Southern New Zealand dotterels dodging dangers

Department of Conservation —  13/02/2023

By Daniel Cocker, Biodiversity Ranger

Did you know that the critically endangered Southern New Zealand dotterel is only found on Rakiura/Stewart Island? And that they nest in some of the most exposed parts of the country?

Find out more about these incredible birds you’ve probably never heard of…

There are estimated to be less than 145 Southern NZ dotterels left in the world. Photo: Sasha Roselli

Meet our Southern New Zealand dotterels.

These wee birds are incredibly hearty and during nesting they put up with intense winds, rain, hail and even snow on the mountain tops of Rakiura. Despite the wind, there are a few perks for this choice of nesting site – lying beneath the breathtaking colours of the Aurora Australis and the majestic southern night sky.

These birds are very different to the more common Northern New Zealand dotterels found around North Island coastlines. Southern dotterels are hearty and breed on mountain tops unlike there Northern cousins which breed on beaches. Southern birds feed at beaches and estuaries outside of the breeding season. Southern birds are also larger, have darker colouring and have different social behaviours.

New Zealand dotterel population counts:

Southern NZ dotterel population = <145
Northern NZ dotterel population = >2,500

As of April 2022, the official Southern dotterel population was estimated at only 144 individuals. However, the population is expected to have declined by as much as 15-30% after what has been a disappointing breeding season due to high numbers of feral cats as a result of the rat plague on the island last year. Despite dotterel team trapping efforts, we were unable to keep up with the high numbers of feral cats.

Video: Daniel Cocker

The video was taken on Table Hill (what most people commonly known as Northern Tin Range or Ka Puketuroto in Māori) on Rakiura. This bird in the video is MRG (believed to be a female). MRG is sitting on 3 eggs. Her partner is MGB. Unfortunately, this nest along with most of our other nests failed this season. Likely due to a range of reasons including feral cat predation, rats, white-tailed deer and/or infertility.

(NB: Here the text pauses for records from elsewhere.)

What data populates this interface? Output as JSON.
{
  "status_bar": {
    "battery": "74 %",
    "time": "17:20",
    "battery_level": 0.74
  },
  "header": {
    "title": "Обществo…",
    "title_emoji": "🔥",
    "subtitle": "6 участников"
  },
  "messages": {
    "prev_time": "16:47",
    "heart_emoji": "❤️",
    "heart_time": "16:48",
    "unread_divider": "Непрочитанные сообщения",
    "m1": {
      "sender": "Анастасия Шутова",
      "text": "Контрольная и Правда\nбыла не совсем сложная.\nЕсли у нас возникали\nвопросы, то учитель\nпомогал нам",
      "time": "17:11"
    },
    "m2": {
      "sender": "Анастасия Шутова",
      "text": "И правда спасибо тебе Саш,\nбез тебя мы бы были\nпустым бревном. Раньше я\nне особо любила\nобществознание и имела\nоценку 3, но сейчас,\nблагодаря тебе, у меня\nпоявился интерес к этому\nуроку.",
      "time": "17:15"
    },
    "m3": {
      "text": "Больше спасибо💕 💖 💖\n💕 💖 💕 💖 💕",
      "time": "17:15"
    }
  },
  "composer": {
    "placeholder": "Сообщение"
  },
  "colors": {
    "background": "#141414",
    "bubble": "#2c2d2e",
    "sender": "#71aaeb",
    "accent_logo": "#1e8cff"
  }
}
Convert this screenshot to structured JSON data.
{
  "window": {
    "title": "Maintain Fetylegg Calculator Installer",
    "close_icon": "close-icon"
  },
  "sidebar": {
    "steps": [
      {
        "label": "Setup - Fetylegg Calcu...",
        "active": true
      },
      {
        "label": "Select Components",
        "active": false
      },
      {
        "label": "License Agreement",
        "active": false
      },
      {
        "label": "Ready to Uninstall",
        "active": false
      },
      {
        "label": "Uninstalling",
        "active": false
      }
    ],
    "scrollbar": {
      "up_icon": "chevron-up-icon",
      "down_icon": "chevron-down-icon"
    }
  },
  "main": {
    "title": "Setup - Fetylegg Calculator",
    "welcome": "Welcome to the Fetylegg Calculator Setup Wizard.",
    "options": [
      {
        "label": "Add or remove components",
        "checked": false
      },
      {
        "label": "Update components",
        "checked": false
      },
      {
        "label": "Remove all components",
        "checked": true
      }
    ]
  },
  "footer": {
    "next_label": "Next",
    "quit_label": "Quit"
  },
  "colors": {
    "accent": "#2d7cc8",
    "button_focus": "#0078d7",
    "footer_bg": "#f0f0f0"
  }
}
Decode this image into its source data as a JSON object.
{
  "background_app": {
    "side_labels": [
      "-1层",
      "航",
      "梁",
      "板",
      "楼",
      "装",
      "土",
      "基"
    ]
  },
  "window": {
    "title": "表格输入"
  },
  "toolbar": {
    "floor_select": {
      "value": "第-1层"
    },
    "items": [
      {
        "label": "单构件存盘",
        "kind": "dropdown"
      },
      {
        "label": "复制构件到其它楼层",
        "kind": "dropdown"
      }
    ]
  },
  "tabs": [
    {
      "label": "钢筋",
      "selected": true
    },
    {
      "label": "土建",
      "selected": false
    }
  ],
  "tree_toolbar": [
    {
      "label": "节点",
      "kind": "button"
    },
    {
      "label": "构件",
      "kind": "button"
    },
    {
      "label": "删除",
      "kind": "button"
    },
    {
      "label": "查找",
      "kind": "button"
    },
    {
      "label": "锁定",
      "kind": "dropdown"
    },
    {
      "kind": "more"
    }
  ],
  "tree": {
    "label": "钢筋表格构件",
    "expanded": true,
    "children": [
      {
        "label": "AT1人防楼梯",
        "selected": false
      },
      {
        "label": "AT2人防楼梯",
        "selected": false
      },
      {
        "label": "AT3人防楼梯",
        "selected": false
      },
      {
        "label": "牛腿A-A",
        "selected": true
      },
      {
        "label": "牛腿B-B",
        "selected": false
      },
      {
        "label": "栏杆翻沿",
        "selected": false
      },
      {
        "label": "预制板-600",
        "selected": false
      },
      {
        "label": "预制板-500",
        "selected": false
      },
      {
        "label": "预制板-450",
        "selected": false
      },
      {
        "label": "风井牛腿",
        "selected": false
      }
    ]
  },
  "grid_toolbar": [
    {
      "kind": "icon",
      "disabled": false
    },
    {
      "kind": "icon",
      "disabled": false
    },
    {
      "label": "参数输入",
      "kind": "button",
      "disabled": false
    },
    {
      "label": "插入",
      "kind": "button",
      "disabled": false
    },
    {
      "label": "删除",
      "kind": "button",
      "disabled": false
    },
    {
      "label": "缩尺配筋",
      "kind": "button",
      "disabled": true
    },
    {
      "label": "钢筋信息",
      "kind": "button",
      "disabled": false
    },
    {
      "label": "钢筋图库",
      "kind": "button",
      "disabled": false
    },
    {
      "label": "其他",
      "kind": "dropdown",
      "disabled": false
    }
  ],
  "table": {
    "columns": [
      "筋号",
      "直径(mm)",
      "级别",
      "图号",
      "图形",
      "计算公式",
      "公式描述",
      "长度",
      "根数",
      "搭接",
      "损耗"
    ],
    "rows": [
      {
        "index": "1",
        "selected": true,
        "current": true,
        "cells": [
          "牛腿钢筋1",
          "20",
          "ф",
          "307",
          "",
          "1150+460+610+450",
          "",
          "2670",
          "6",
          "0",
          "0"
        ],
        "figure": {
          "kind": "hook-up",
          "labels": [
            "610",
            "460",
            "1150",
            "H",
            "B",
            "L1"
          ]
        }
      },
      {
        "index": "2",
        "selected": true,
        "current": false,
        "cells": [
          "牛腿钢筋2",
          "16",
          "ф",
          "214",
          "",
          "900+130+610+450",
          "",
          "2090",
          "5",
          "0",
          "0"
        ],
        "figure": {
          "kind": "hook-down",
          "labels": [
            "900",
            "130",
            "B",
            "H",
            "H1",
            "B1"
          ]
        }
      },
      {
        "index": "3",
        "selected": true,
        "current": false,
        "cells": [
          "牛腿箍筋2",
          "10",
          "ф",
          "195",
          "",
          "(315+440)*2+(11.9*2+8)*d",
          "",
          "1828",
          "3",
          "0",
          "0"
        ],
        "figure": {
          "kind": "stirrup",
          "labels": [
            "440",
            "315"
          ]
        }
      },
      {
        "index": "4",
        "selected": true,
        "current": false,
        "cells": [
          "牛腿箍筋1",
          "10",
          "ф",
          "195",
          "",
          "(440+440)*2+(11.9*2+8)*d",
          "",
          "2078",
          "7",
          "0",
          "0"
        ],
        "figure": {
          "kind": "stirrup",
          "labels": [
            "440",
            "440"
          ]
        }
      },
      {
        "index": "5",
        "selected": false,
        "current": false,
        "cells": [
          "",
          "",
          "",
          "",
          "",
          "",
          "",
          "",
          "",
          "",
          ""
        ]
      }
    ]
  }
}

Most nests appear to have failed and several adult birds were killed by feral cats. It is assumed that there were many more dead birds killed by cats than what were found.

Below are two photos of a dotterel GMGY – affectionately known as Jasmine. Unfortunately Jasmine was last seen alive at Table Hill on the 22nd of December 2022 but was found dead on the 24th of January and had been killed by a feral cat.

The next population census is due to be undertaken in late April when tides are most ideal for counting the birds. We’ll keep you updated.

Learn more on DOC’s website about the New Zealand dotterel/tūturiwhatu.

4 responses to Southern New Zealand dotterels dodging dangers

  1. 
    Trevor Stratton 06/03/2023 at 9:44 pm

    All cats need to be eliminated from Aotearoa. I don’t care if a cat is someone’s precious pet, they need to go. The dotterel and other threatened species is what matters – cats serve no purpose be it in suburbia or in the ‘wild’.

  2. 
    Gordon Kuggeleijn 06/03/2023 at 5:33 pm

    Seems to me we need cullers to target cats as well as deer. I am sure their dogs can do both, when trained to do that. Yes, we messed up the balance in places. We can fix it, if we try. Sorry about the feral cats, they have to go.

  3. 
    Pamela Pope 13/02/2023 at 5:44 pm

    So very sad. Humans are a bad look, we mess up the balance every where we go.

    • 

      In my opinion until the govt bring in registration and de sexing of cats, numbers of feral cats will continue to increase. We live between Queenstown and Arrowtown and have trapped and killed over 40 cats in the last eight years.